Lieber Victor,
wenn Du mich ab und an mal hier gelesen hast, wirst Du sicher wissen, daß ich hier schon seit Jahren oft und gerne immer wieder beklage, daß z.B. anläßlich eines CSDs immer wieder "nur" die "Paradiesvögel" fotografiert werden, seltener die "Normales". Das wurmt mich oft, da ich mich damit dann nur ganz wenig identifizieren kann. Gerade bei "Conchitta Wurst" hatte ich das Problem geschildert.
Dennoch - das mag für Dich ein Widerspruch sein - finde ich es nicht falsch, daß es ab und an auch Travestiekünstler gibt, die als Männer - manchmal als Homosexuelle, machmal gar als Heteros - in Frauenkleider schlüpfen, um zum einen Kunstfigur zu schaffen, zum anderen auch eine gewissen Aufmerksamkeit in der Öffentlichkeit zu schaffen.
Bei Betty BBQ ist es ein wenig so, daß sie der Freiburger Szene seit einem Jahr ein gewisses "Gesicht" gibt. Die Szene ist nicht klein, aber so richtig greifbar war sie auch nicht. Betty BBQ nimmt nun etwas den Platz der "Mutti" der Freiburger Szene ein, sie moderiert Veranstaltungen, organisiert Party, kümmert sich um Menschen, die Probleme habe, hält ihr Gesicht in die Kamera, kämpft für die Rechte der Schwulen, wird ab und an deswegen auch verfolgt, verprügelt, bekommt Morddrohungen und lebt nicht ungefährlich.

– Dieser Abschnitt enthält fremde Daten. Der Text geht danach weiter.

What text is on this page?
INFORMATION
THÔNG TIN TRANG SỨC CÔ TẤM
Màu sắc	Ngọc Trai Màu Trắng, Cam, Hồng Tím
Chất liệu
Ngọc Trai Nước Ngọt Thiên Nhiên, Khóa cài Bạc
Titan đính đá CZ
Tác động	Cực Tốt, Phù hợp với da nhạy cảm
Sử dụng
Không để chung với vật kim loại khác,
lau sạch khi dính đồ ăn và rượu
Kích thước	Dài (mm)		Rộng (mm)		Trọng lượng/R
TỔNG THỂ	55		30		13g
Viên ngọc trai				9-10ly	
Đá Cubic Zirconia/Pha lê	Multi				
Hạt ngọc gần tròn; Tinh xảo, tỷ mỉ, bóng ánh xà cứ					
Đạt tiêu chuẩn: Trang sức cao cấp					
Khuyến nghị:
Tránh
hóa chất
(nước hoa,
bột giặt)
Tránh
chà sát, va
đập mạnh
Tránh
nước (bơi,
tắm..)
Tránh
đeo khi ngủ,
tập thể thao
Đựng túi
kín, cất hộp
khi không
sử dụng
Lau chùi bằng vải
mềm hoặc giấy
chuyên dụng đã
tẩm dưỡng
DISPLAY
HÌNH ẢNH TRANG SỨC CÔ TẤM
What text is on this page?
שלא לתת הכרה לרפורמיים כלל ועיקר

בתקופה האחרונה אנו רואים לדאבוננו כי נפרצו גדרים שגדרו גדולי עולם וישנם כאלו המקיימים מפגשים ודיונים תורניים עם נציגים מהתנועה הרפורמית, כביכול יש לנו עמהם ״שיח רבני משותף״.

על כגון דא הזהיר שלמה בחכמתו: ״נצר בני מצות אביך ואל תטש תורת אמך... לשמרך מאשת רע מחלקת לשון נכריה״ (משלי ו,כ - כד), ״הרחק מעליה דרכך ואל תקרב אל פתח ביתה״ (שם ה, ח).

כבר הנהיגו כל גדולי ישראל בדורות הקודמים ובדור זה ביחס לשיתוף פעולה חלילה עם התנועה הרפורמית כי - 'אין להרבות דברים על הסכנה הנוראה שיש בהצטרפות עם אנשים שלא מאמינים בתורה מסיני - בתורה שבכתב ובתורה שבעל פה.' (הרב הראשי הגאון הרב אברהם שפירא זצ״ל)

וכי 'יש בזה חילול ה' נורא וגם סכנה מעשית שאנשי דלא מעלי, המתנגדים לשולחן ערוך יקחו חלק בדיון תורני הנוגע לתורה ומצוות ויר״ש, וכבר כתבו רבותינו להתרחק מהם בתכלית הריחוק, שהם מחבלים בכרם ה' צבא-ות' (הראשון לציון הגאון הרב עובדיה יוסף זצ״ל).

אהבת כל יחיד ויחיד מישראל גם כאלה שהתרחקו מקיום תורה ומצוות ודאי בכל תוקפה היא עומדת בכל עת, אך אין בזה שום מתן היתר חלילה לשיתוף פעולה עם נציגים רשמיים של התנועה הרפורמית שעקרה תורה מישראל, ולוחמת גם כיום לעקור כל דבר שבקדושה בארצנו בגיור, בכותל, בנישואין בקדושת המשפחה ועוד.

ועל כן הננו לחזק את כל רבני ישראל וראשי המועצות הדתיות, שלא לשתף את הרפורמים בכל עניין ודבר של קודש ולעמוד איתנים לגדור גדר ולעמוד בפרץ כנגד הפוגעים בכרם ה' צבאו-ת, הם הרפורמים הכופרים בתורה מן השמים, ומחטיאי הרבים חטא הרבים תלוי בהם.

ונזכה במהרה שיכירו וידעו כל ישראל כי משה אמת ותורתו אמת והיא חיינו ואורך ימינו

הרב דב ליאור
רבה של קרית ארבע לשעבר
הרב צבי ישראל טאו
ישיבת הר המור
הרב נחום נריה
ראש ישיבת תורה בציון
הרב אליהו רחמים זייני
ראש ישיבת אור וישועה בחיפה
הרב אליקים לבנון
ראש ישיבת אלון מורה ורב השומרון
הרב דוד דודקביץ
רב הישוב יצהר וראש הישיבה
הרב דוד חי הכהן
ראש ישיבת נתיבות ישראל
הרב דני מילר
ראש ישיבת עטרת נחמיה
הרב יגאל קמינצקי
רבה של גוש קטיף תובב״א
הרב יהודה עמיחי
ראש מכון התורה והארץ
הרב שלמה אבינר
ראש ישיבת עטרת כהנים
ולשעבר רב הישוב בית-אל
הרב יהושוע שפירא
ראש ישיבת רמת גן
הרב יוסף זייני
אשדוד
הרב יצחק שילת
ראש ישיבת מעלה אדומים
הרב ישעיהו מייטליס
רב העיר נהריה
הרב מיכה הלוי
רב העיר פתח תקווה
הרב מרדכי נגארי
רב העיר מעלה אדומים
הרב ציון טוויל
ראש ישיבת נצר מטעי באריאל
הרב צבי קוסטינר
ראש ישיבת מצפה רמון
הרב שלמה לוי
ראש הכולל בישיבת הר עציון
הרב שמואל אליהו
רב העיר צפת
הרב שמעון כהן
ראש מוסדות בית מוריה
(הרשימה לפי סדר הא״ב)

Auch wenn ich es nicht begrüßen würde, wenn es nun nur noch Drag Queens gäbe und ich als "Normalo" mich kaum vertreten fühlen würde, so sehe ich in diesem Fall - stellvertretend für andere Personen - nicht die Gefahr, daß durch eine solche eindeutige Kunstfigur alle anderen Lesben und Schwulen in Mißkredit kämen. Ich selbst bemühe mich in den Projekten, die ich beeinflussen kann, stets darum, eben nicht "extrem schwul" zu wirken und stets zweideutig.eindeutige Bemerkungen zu machen. Aber so ein bißchen ist so ein "Eisbrecher" wie eine Drag Queen auch wichtig, um aufzufallen und ich glaube auch, so ganz kommen wir ohne so einen "Hingucker" noch nicht aus.
Trotz vieler Probleme ist Betty BBQ auch eine Art Botschafterin, tritt auch in Heterokreisen bei Veranstaltungen auf und ein Stück weit nimmt sie sich auch nicht ernst. Und das finde ich gut so.
Mag Dir anders gehen, aber - wie gesagt - ein Stück weit verstehe ich auch Dich und argumentiere auch oft in Deine Richtung. Aber zumindest bei Der Kunstfigur Betty BBQ hatte ich das Glück, auch andere Seiten erleben zu dürfen. Und diese fand ich alles andere als abschreckend.